Linear equations are mathematical expressions that describe a relationship where each variable is raised to the first power. They take the form of \(ax + b = 0\), where \(a\) and \(b\) are constants, and \(x\) is the variable we want to solve. Linear equations are popular in algebra because they appear in many real-life situations, such as calculating budgets, or determining speeds and distances.

A key characteristic of linear equations is that they graph as straight lines when plotted on a coordinate plane. The solution to a linear equation is the value of \(x\) that makes the equation true. Finding this requires manipulation of the equation according to algebraic rules. Mastering linear equations is fundamental for progressing to more complex algebraic topics.

Algebraic manipulation involves using various operations to rearrange equations and expressions. It's a fundamental skill in solving equations, particularly linear ones. Let's explore some core techniques used in algebraic manipulation:

• **Expanding:** This involves distributing a number across terms within brackets. For example, expanding \(5(2x - 1)\) gives \(10x - 5\).
• **Combining Like Terms:** This process involves adding or subtracting terms that contain the same variable.
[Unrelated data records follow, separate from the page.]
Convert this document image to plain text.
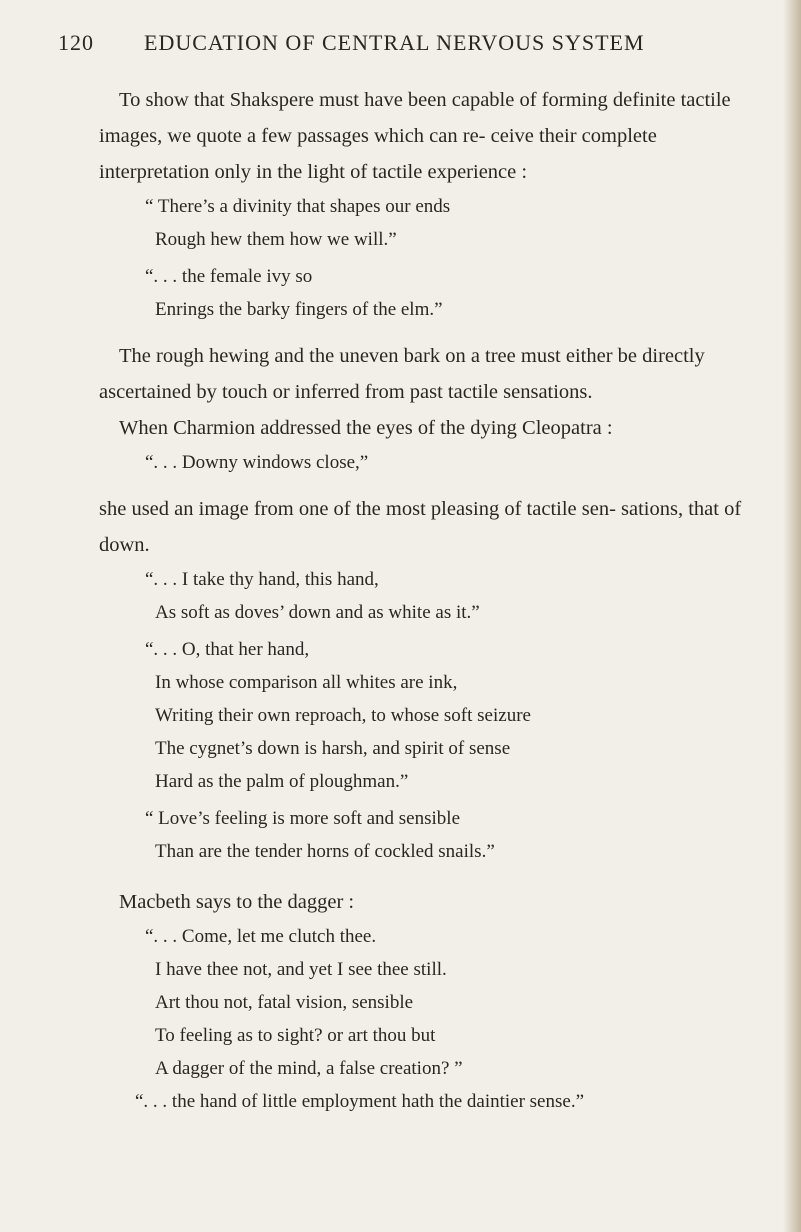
120 EDUCATION OF CENTRAL NERVOUS SYSTEM

To show that Shakspere must have been capable of forming definite tactile images, we quote a few passages which can re- ceive their complete interpretation only in the light of tactile experience :

“ There’s a divinity that shapes our ends
Rough hew them how we will.”
“. . . the female ivy so
Enrings the barky fingers of the elm.”

The rough hewing and the uneven bark on a tree must either be directly ascertained by touch or inferred from past tactile sensations.

When Charmion addressed the eyes of the dying Cleopatra :

“. . . Downy windows close,”

she used an image from one of the most pleasing of tactile sen- sations, that of down.

“. . . I take thy hand, this hand,
As soft as doves’ down and as white as it.”
“. . . O, that her hand,
In whose comparison all whites are ink,
Writing their own reproach, to whose soft seizure
The cygnet’s down is harsh, and spirit of sense
Hard as the palm of ploughman.”
“ Love’s feeling is more soft and sensible
Than are the tender horns of cockled snails.”

Macbeth says to the dagger :

“. . . Come, let me clutch thee.
I have thee not, and yet I see thee still.
Art thou not, fatal vision, sensible
To feeling as to sight? or art thou but
A dagger of the mind, a false creation? ”
“. . . the hand of little employment hath the daintier sense.”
In the equation from our exercise, \(10x - 4x\) becomes \(6x\).
• **Isolating the Variable:** To solve for \(x\), keep it on one side of the equation by moving other terms to the opposite side. For instance, to solve \(6x - 33 = 0\), add 33 to both sides and then divide by 6.
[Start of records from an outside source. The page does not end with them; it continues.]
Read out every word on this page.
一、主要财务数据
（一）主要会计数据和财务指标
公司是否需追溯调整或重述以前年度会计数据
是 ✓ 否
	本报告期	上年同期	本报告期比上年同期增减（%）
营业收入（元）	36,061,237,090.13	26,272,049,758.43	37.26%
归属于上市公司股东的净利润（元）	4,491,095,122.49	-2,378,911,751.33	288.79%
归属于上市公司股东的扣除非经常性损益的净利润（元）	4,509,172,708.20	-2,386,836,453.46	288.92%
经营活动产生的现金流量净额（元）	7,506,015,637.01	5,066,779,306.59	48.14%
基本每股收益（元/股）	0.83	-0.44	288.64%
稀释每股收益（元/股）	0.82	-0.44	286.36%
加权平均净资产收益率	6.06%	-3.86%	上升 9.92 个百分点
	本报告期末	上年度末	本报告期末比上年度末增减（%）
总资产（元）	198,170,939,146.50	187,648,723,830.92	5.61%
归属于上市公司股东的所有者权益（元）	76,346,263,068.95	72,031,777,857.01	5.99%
Each manipulation step simplifies the equation further, making it easier to find the value of the variable. Practicing these methods boosts confidence and proficiency in handling algebraic equations.
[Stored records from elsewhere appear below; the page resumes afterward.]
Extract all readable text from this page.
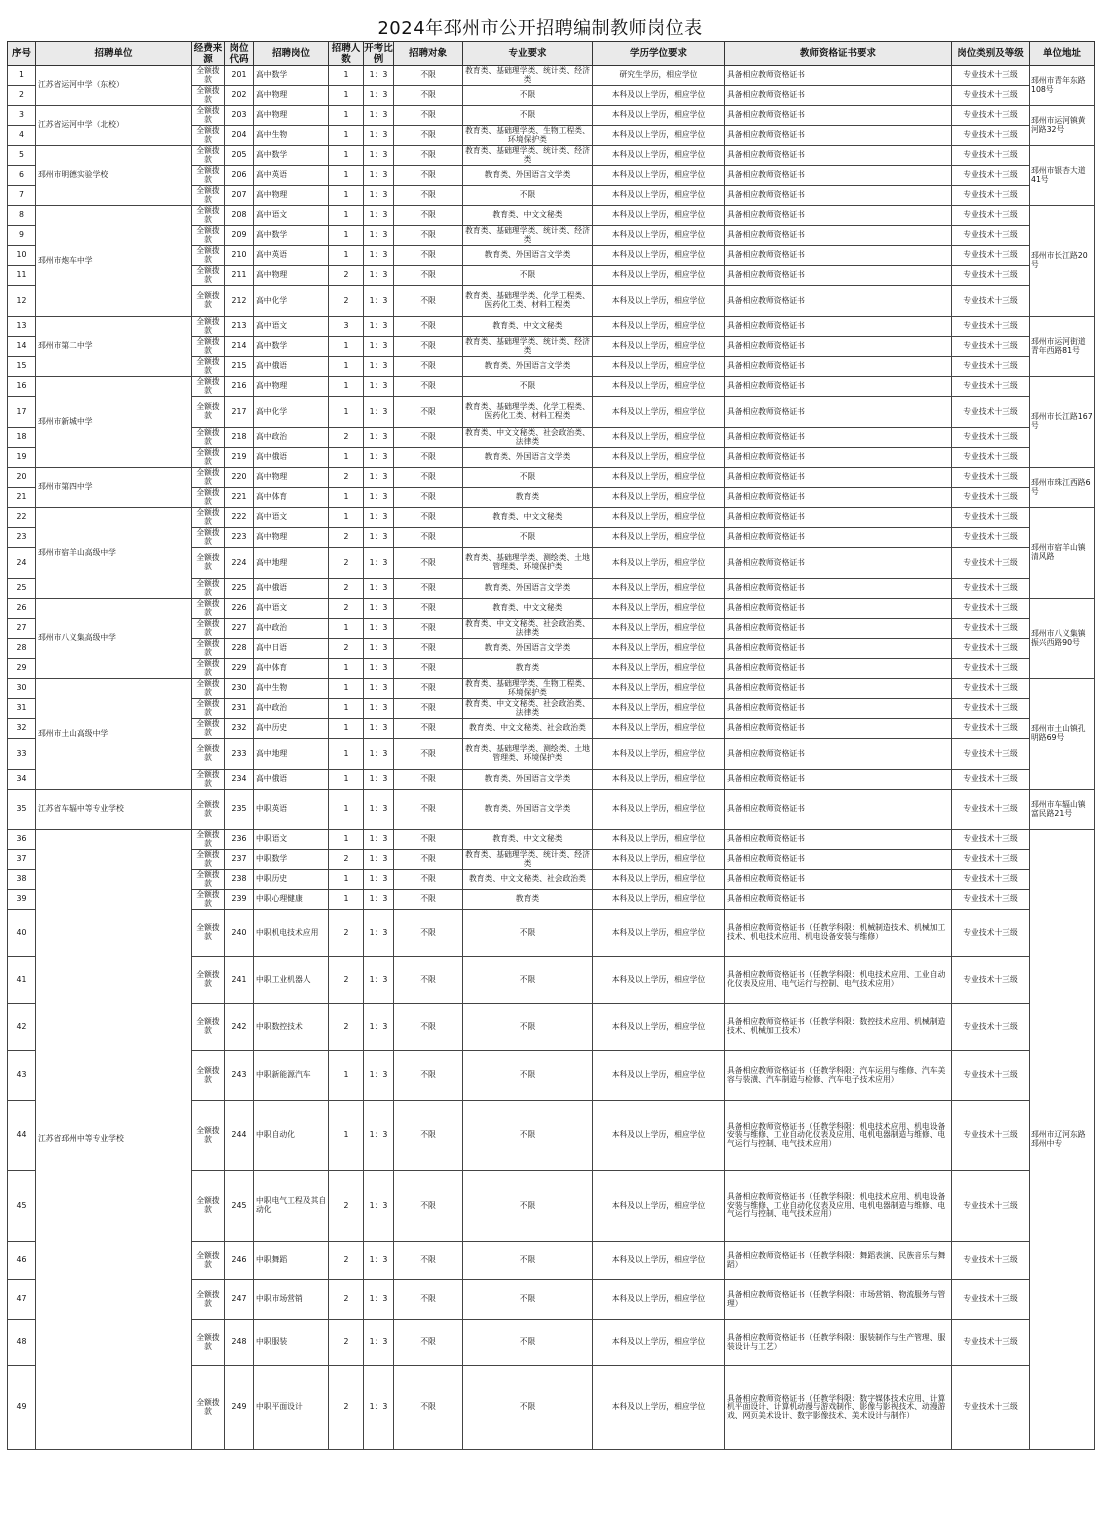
2024年邳州市公开招聘编制教师岗位表
序号	招聘单位	经费来源	岗位代码	招聘岗位	招聘人数	开考比例	招聘对象	专业要求	学历学位要求	教师资格证书要求	岗位类别及等级	单位地址
1	江苏省运河中学（东校）	全额拨款	201	高中数学	1	1：3	不限	教育类、基础理学类、统计类、经济类	研究生学历，相应学位	具备相应教师资格证书	专业技术十三级	邳州市青年东路108号
2		全额拨款	202	高中物理	1	1：3	不限	不限	本科及以上学历，相应学位	具备相应教师资格证书	专业技术十三级	
3	江苏省运河中学（北校）	全额拨款	203	高中物理	1	1：3	不限	不限	本科及以上学历，相应学位	具备相应教师资格证书	专业技术十三级	邳州市运河镇黄河路32号
4		全额拨款	204	高中生物	1	1：3	不限	教育类、基础理学类、生物工程类、环境保护类	本科及以上学历，相应学位	具备相应教师资格证书	专业技术十三级	
5	邳州市明德实验学校	全额拨款	205	高中数学	1	1：3	不限	教育类、基础理学类、统计类、经济类	本科及以上学历，相应学位	具备相应教师资格证书	专业技术十三级	邳州市银杏大道41号
6		全额拨款	206	高中英语	1	1：3	不限	教育类、外国语言文学类	本科及以上学历，相应学位	具备相应教师资格证书	专业技术十三级	
7		全额拨款	207	高中物理	1	1：3	不限	不限	本科及以上学历，相应学位	具备相应教师资格证书	专业技术十三级	
8	邳州市炮车中学	全额拨款	208	高中语文	1	1：3	不限	教育类、中文文秘类	本科及以上学历，相应学位	具备相应教师资格证书	专业技术十三级	邳州市长江路20号
9		全额拨款	209	高中数学	1	1：3	不限	教育类、基础理学类、统计类、经济类	本科及以上学历，相应学位	具备相应教师资格证书	专业技术十三级	
10		全额拨款	210	高中英语	1	1：3	不限	教育类、外国语言文学类	本科及以上学历，相应学位	具备相应教师资格证书	专业技术十三级	
11		全额拨款	211	高中物理	2	1：3	不限	不限	本科及以上学历，相应学位	具备相应教师资格证书	专业技术十三级	
12		全额拨款	212	高中化学	2	1：3	不限	教育类、基础理学类、化学工程类、医药化工类、材料工程类	本科及以上学历，相应学位	具备相应教师资格证书	专业技术十三级	
13	邳州市第二中学	全额拨款	213	高中语文	3	1：3	不限	教育类、中文文秘类	本科及以上学历，相应学位	具备相应教师资格证书	专业技术十三级	邳州市运河街道青年西路81号
14		全额拨款	214	高中数学	1	1：3	不限	教育类、基础理学类、统计类、经济类	本科及以上学历，相应学位	具备相应教师资格证书	专业技术十三级	
15		全额拨款	215	高中俄语	1	1：3	不限	教育类、外国语言文学类	本科及以上学历，相应学位	具备相应教师资格证书	专业技术十三级	
16	邳州市新城中学	全额拨款	216	高中物理	1	1：3	不限	不限	本科及以上学历，相应学位	具备相应教师资格证书	专业技术十三级	邳州市长江路167号
17		全额拨款	217	高中化学	1	1：3	不限	教育类、基础理学类、化学工程类、医药化工类、材料工程类	本科及以上学历，相应学位	具备相应教师资格证书	专业技术十三级	
18		全额拨款	218	高中政治	2	1：3	不限	教育类、中文文秘类、社会政治类、法律类	本科及以上学历，相应学位	具备相应教师资格证书	专业技术十三级	
19		全额拨款	219	高中俄语	1	1：3	不限	教育类、外国语言文学类	本科及以上学历，相应学位	具备相应教师资格证书	专业技术十三级	
20	邳州市第四中学	全额拨款	220	高中物理	2	1：3	不限	不限	本科及以上学历，相应学位	具备相应教师资格证书	专业技术十三级	邳州市珠江西路6号
21		全额拨款	221	高中体育	1	1：3	不限	教育类	本科及以上学历，相应学位	具备相应教师资格证书	专业技术十三级	
22	邳州市宿羊山高级中学	全额拨款	222	高中语文	1	1：3	不限	教育类、中文文秘类	本科及以上学历，相应学位	具备相应教师资格证书	专业技术十三级	邳州市宿羊山镇清风路
23		全额拨款	223	高中物理	2	1：3	不限	不限	本科及以上学历，相应学位	具备相应教师资格证书	专业技术十三级	
24		全额拨款	224	高中地理	2	1：3	不限	教育类、基础理学类、测绘类、土地管理类、环境保护类	本科及以上学历，相应学位	具备相应教师资格证书	专业技术十三级	
25		全额拨款	225	高中俄语	2	1：3	不限	教育类、外国语言文学类	本科及以上学历，相应学位	具备相应教师资格证书	专业技术十三级	
26	邳州市八义集高级中学	全额拨款	226	高中语文	2	1：3	不限	教育类、中文文秘类	本科及以上学历，相应学位	具备相应教师资格证书	专业技术十三级	邳州市八义集镇振兴西路90号
27		全额拨款	227	高中政治	1	1：3	不限	教育类、中文文秘类、社会政治类、法律类	本科及以上学历，相应学位	具备相应教师资格证书	专业技术十三级	
28		全额拨款	228	高中日语	2	1：3	不限	教育类、外国语言文学类	本科及以上学历，相应学位	具备相应教师资格证书	专业技术十三级	
29		全额拨款	229	高中体育	1	1：3	不限	教育类	本科及以上学历，相应学位	具备相应教师资格证书	专业技术十三级	
30	邳州市土山高级中学	全额拨款	230	高中生物	1	1：3	不限	教育类、基础理学类、生物工程类、环境保护类	本科及以上学历，相应学位	具备相应教师资格证书	专业技术十三级	邳州市土山镇孔明路69号
31		全额拨款	231	高中政治	1	1：3	不限	教育类、中文文秘类、社会政治类、法律类	本科及以上学历，相应学位	具备相应教师资格证书	专业技术十三级	
32		全额拨款	232	高中历史	1	1：3	不限	教育类、中文文秘类、社会政治类	本科及以上学历，相应学位	具备相应教师资格证书	专业技术十三级	
33		全额拨款	233	高中地理	1	1：3	不限	教育类、基础理学类、测绘类、土地管理类、环境保护类	本科及以上学历，相应学位	具备相应教师资格证书	专业技术十三级	
34		全额拨款	234	高中俄语	1	1：3	不限	教育类、外国语言文学类	本科及以上学历，相应学位	具备相应教师资格证书	专业技术十三级	
35	江苏省车辐中等专业学校	全额拨款	235	中职英语	1	1：3	不限	教育类、外国语言文学类	本科及以上学历，相应学位	具备相应教师资格证书	专业技术十三级	邳州市车辐山镇富民路21号
36	江苏省邳州中等专业学校	全额拨款	236	中职语文	1	1：3	不限	教育类、中文文秘类	本科及以上学历，相应学位	具备相应教师资格证书	专业技术十三级	邳州市辽河东路邳州中专
37		全额拨款	237	中职数学	2	1：3	不限	教育类、基础理学类、统计类、经济类	本科及以上学历，相应学位	具备相应教师资格证书	专业技术十三级	
38		全额拨款	238	中职历史	1	1：3	不限	教育类、中文文秘类、社会政治类	本科及以上学历，相应学位	具备相应教师资格证书	专业技术十三级	
39		全额拨款	239	中职心理健康	1	1：3	不限	教育类	本科及以上学历，相应学位	具备相应教师资格证书	专业技术十三级	
40		全额拨款	240	中职机电技术应用	2	1：3	不限	不限	本科及以上学历，相应学位	具备相应教师资格证书（任教学科限：机械制造技术、机械加工技术、机电技术应用、机电设备安装与维修）	专业技术十三级	
41		全额拨款	241	中职工业机器人	2	1：3	不限	不限	本科及以上学历，相应学位	具备相应教师资格证书（任教学科限：机电技术应用、工业自动化仪表及应用、电气运行与控制、电气技术应用）	专业技术十三级	
42		全额拨款	242	中职数控技术	2	1：3	不限	不限	本科及以上学历，相应学位	具备相应教师资格证书（任教学科限：数控技术应用、机械制造技术、机械加工技术）	专业技术十三级	
43		全额拨款	243	中职新能源汽车	1	1：3	不限	不限	本科及以上学历，相应学位	具备相应教师资格证书（任教学科限：汽车运用与维修、汽车美容与装潢、汽车制造与检修、汽车电子技术应用）	专业技术十三级	
44		全额拨款	244	中职自动化	1	1：3	不限	不限	本科及以上学历，相应学位	具备相应教师资格证书（任教学科限：机电技术应用、机电设备安装与维修、工业自动化仪表及应用、电机电器制造与维修、电气运行与控制、电气技术应用）	专业技术十三级	
45		全额拨款	245	中职电气工程及其自动化	2	1：3	不限	不限	本科及以上学历，相应学位	具备相应教师资格证书（任教学科限：机电技术应用、机电设备安装与维修、工业自动化仪表及应用、电机电器制造与维修、电气运行与控制、电气技术应用）	专业技术十三级	
46		全额拨款	246	中职舞蹈	2	1：3	不限	不限	本科及以上学历，相应学位	具备相应教师资格证书（任教学科限：舞蹈表演、民族音乐与舞蹈）	专业技术十三级	
47		全额拨款	247	中职市场营销	2	1：3	不限	不限	本科及以上学历，相应学位	具备相应教师资格证书（任教学科限：市场营销、物流服务与管理）	专业技术十三级	
48		全额拨款	248	中职服装	2	1：3	不限	不限	本科及以上学历，相应学位	具备相应教师资格证书（任教学科限：服装制作与生产管理、服装设计与工艺）	专业技术十三级	
49		全额拨款	249	中职平面设计	2	1：3	不限	不限	本科及以上学历，相应学位	具备相应教师资格证书（任教学科限：数字媒体技术应用、计算机平面设计、计算机动漫与游戏制作、影像与影视技术、动漫游戏、网页美术设计、数字影像技术、美术设计与制作）	专业技术十三级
Understanding a step-by-step approach to solving linear equations is crucial for mastering algebra. Let's review the solution process used in the given exercise:

• **Step 1 - Expanding:** Start by distributing the numbers outside the parentheses to each term inside. For example, in the equation \(5(2x - 1) - 4(x + 7) = 0\), apply distribution to get \(10x - 5 - 4x - 28 = 0\).
• **Step 2 - Simplifying:** Next, combine like terms. Notice how \(10x\) and \(-4x\) add up to \(6x\), and \(-5\) with \(-28\) gives \(-33\). Now the equation reads \(6x - 33 = 0\).
• **Step 3 - Solving:** Finally, isolate \(x\) by performing arithmetic operations. Add 33 to both sides to yield \(6x = 33\), then divide by 6 to find \(x = \frac{33}{6}\), which simplifies to \(x = \frac{11}{2}\).

Each step is important and builds on the previous one. Mastering this process through practice allows you to tackle more complex problems efficiently.